‘Big Data’ Survival Guide: A 10-step guide to surviving the ‘big data’ deluge

Earlier today I presented a ‘Big Data’ Survival Guide at our HCTSEU event in London. The presentation was in effect a 10-step guide to surviving the ‘big data’ deluge.

Here’s a taster of what was discussed:

1. There’s no such thing as “big” data.
Or, more to the point: The problem is not “big” data – it’s more data. The increased use of interactive applications and websites – as well as sensors, meters and other data-generating machines – has increased the volume, velocity and variety of data to store and process.

2. ‘Big Data’ has the potential to revolutionize the IT industry.
Here we are talking less about the three Vs of big data and more about ‘big data’ as a concept, which describes the realization of greater business intelligence by storing, processing and analyzing that increased volume, velocity and variety of data. It can be summed up by the statement from Google’s The Unreasonable Effectiveness of Data that “Simple models and a lot of data trump more elaborate models based on less data”

3. Never use the term ‘big data’ when ‘data’ will do.
“Big Data” is nearing/at/over the hype peak. Be cautious about how you use it. “Big Data” and technologies like Hadoop will eventually become subsumed into the fabric of the IT industry and will simply become part of the way we do business.

4. (It’s not how big it is) It’s what you do with it that counts.
Generating value from data is about more than just the volume, variety, and velocity of data. The adoption of non-traditional data processing technologies is driven not just by the nature of the data, but also by the user’s particular data processing requirements. That is the essence of our Total Data management concept, which builds on the three Vs to also assess Totality, Exploration, Frequency and Dependency, which can be explained via:

5. All data has potential value.
Totality: The desire to process and analyze data in its entirety, rather than analyzing a sample of data and extrapolating the results.

6. You may have to search for it.
Exploration: The interest in exploratory analytic approaches, in which schema is defined in response to the nature of the query.

7. Time is of the essence.
Frequency: The desire to increase the rate of analysis to generate more accurate and timely business intelligence.

8. Make the most of what you have.
Dependency: The need to balance investment in existing technologies and skills with the adoption of new techniques.

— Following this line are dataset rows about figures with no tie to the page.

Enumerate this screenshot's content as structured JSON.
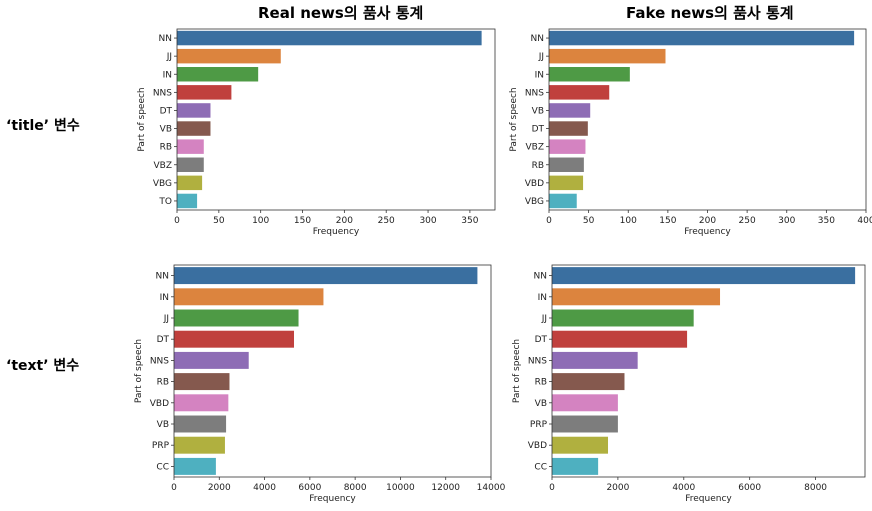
{
  "headers": {
    "col_real": "Real news의 품사 통계",
    "col_fake": "Fake news의 품사 통계",
    "row_title": "‘title’ 변수",
    "row_text": "‘text’ 변수"
  },
  "colors": [
    "#3a6fa0",
    "#dc843e",
    "#4e9a45",
    "#c0403d",
    "#8e6cb5",
    "#85594e",
    "#d483c1",
    "#7d7d7d",
    "#b0b03f",
    "#4eb0c0"
  ],
  "chart_data": [
    {
      "type": "bar",
      "orientation": "horizontal",
      "title": "",
      "xlabel": "Frequency",
      "ylabel": "Part of speech",
      "categories": [
        "NN",
        "JJ",
        "IN",
        "NNS",
        "DT",
        "VB",
        "RB",
        "VBZ",
        "VBG",
        "TO"
      ],
      "values": [
        364,
        124,
        97,
        65,
        40,
        40,
        32,
        32,
        30,
        24
      ],
      "xlim": [
        0,
        380
      ],
      "xticks": [
        0,
        50,
        100,
        150,
        200,
        250,
        300,
        350
      ],
      "grid": false
    },
    {
      "type": "bar",
      "orientation": "horizontal",
      "title": "",
      "xlabel": "Frequency",
      "ylabel": "Part of speech",
      "categories": [
        "NN",
        "JJ",
        "IN",
        "NNS",
        "VB",
        "DT",
        "VBZ",
        "RB",
        "VBD",
        "VBG"
      ],
      "values": [
        385,
        147,
        102,
        76,
        52,
        49,
        46,
        44,
        43,
        35
      ],
      "xlim": [
        0,
        400
      ],
      "xticks": [
        0,
        50,
        100,
        150,
        200,
        250,
        300,
        350,
        400
      ],
      "xtick_labels": [
        "0",
        "50",
        "100",
        "150",
        "200",
        "250",
        "300",
        "350",
        "400"
      ],
      "grid": false
    },
    {
      "type": "bar",
      "orientation": "horizontal",
      "title": "",
      "xlabel": "Frequency",
      "ylabel": "Part of speech",
      "categories": [
        "NN",
        "IN",
        "JJ",
        "DT",
        "NNS",
        "RB",
        "VBD",
        "VB",
        "PRP",
        "CC"
      ],
      "values": [
        13400,
        6600,
        5500,
        5300,
        3300,
        2450,
        2400,
        2300,
        2250,
        1850
      ],
      "xlim": [
        0,
        14000
      ],
      "xticks": [
        0,
        2000,
        4000,
        6000,
        8000,
        10000,
        12000,
        14000
      ],
      "grid": false
    },
    {
      "type": "bar",
      "orientation": "horizontal",
      "title": "",
      "xlabel": "Frequency",
      "ylabel": "Part of speech",
      "categories": [
        "NN",
        "IN",
        "JJ",
        "DT",
        "NNS",
        "RB",
        "VB",
        "PRP",
        "VBD",
        "CC"
      ],
      "values": [
        9200,
        5100,
        4300,
        4100,
        2600,
        2200,
        2000,
        2000,
        1700,
        1400
      ],
      "xlim": [
        0,
        9500
      ],
      "xticks": [
        0,
        2000,
        4000,
        6000,
        8000
      ],
      "grid": false
    }
  ]
}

9. Choose the right tool for the job.
There is no shortcut to determining which is the best technology to deploy for a particular workload. Several companies have developed their own approaches to solving this problem, which does provide some general guidance.

10. If your data is “big” the way you manage it should be “total”.
Everything I talked about in the presentation, including examples from eBay, Orbitz, Expedia, Vestas Wind Systems, and Disney (and several others) that I did not have space to address in this post, is included in our Total Data report. It examines the trends behind ‘big data’, explains the new and existing technologies used to store and process and deliver value from data, and outlines a Total Data management approach focused on selecting the most appropriate data storage and processing technology to deliver value from big data.